Programs! Get your programs here!

Five of them are in Iowa tonight. They make up about half of the crowd  of Republicans who think they know how to regulate you and will say anything, promise anything, for your agreement.

Reporters are estimating the attendance in a Waukee church at some 800, not counting hundreds of big-city journalists functioning this evening as ethnologists examining the rustic tribes of Bucolia.

Tonight's five are paying obeisance to the sponsoring  "Iowa Faith and Freedom (sic) Council," one of the several  political/evangelical operations which rule the Iowa poitical roost.

They are:

--Herman Cain, The Godfather. Widely suspected as the perpetrator of the first pineapple pizza.

--Newt Gingrich who, in the absence of Sarah Palin, is functioning as Rock Star pro tem.

--Tim Pawlenty, successor to Jesse Ventura, believer in small government except for free stadiums for professional sports moguls and tax-financed light rail systems.

--Buddy Roemer, a plantation-raised former Democrat and  Louisiana  governor. He decides things after snapping the rubber band on his wrist. cf. Marie LaVeau

--Rick Santorum of Pennsylvania who, however sanctified, is just plain weird, a living lesson in the harm done by sniffing the Pittsburgh coal dust.

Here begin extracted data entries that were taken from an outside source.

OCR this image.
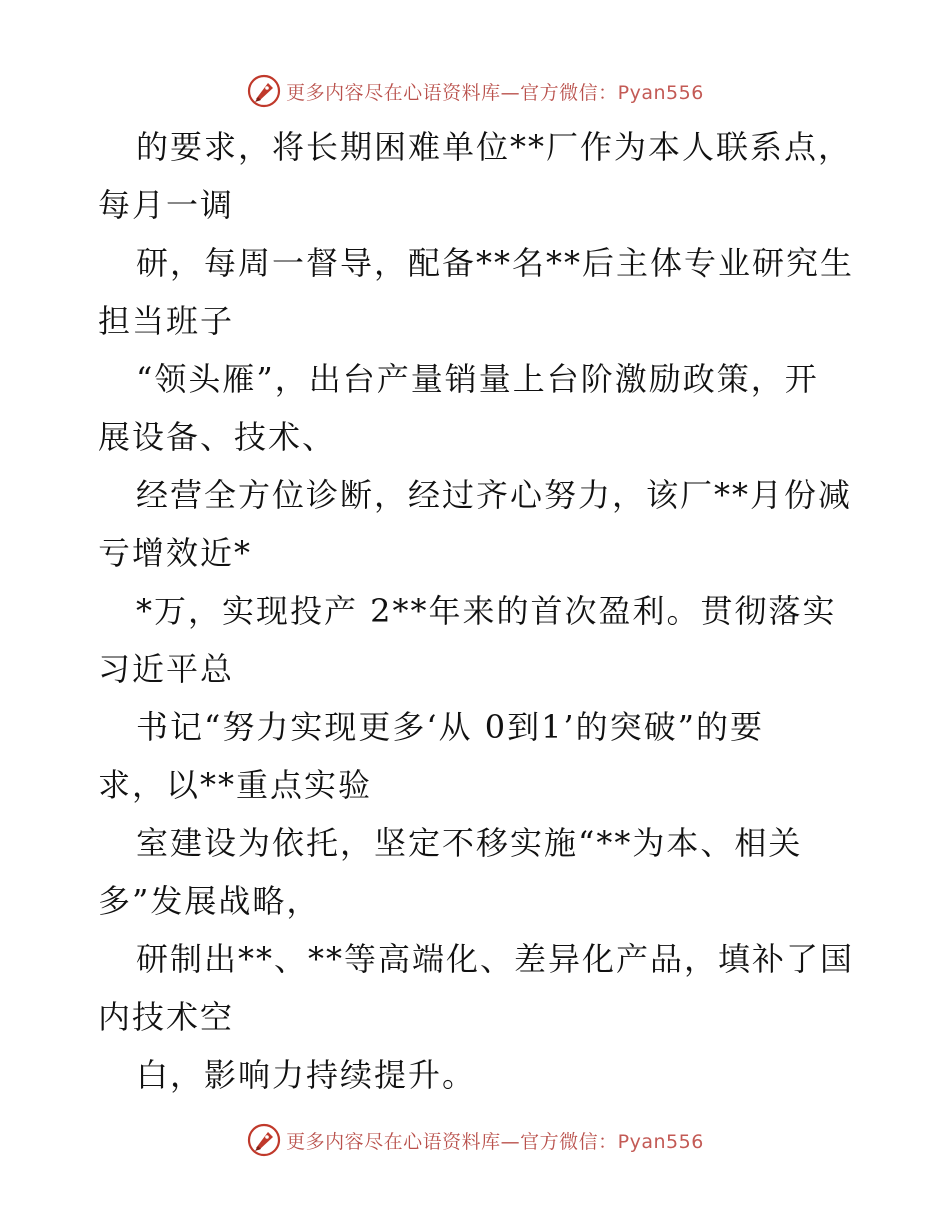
更多内容尽在心语资料库—官方微信：Pyan556
的要求，将长期困难单位**厂作为本人联系点，
每月一调
研，每周一督导，配备**名**后主体专业研究生
担当班子
“领头雁”，出台产量销量上台阶激励政策，开
展设备、技术、
经营全方位诊断，经过齐心努力，该厂**月份减
亏增效近*
*万，实现投产 2**年来的首次盈利。贯彻落实
习近平总
书记“努力实现更多‘从 0到1’的突破”的要
求，以**重点实验
室建设为依托，坚定不移实施“**为本、相关
多”发展战略，
研制出**、**等高端化、差异化产品，填补了国
内技术空
白，影响力持续提升。
更多内容尽在心语资料库—官方微信：Pyan556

It's going to be a long eleven months

TBC.

Jan 25, 2011

Battle of the Goodbods

Michelle finally has her name up in lights. All America gazes at the marquee. "Bachman Rebuts!"

Meanwhile, Sarah reloads.

It's an American Idol spinoff. Swimsuit and complexion judges will be required to award the relatively elderly Mrs. Bachman an eight-year seniority handicap.

It's going to be a strange primary season.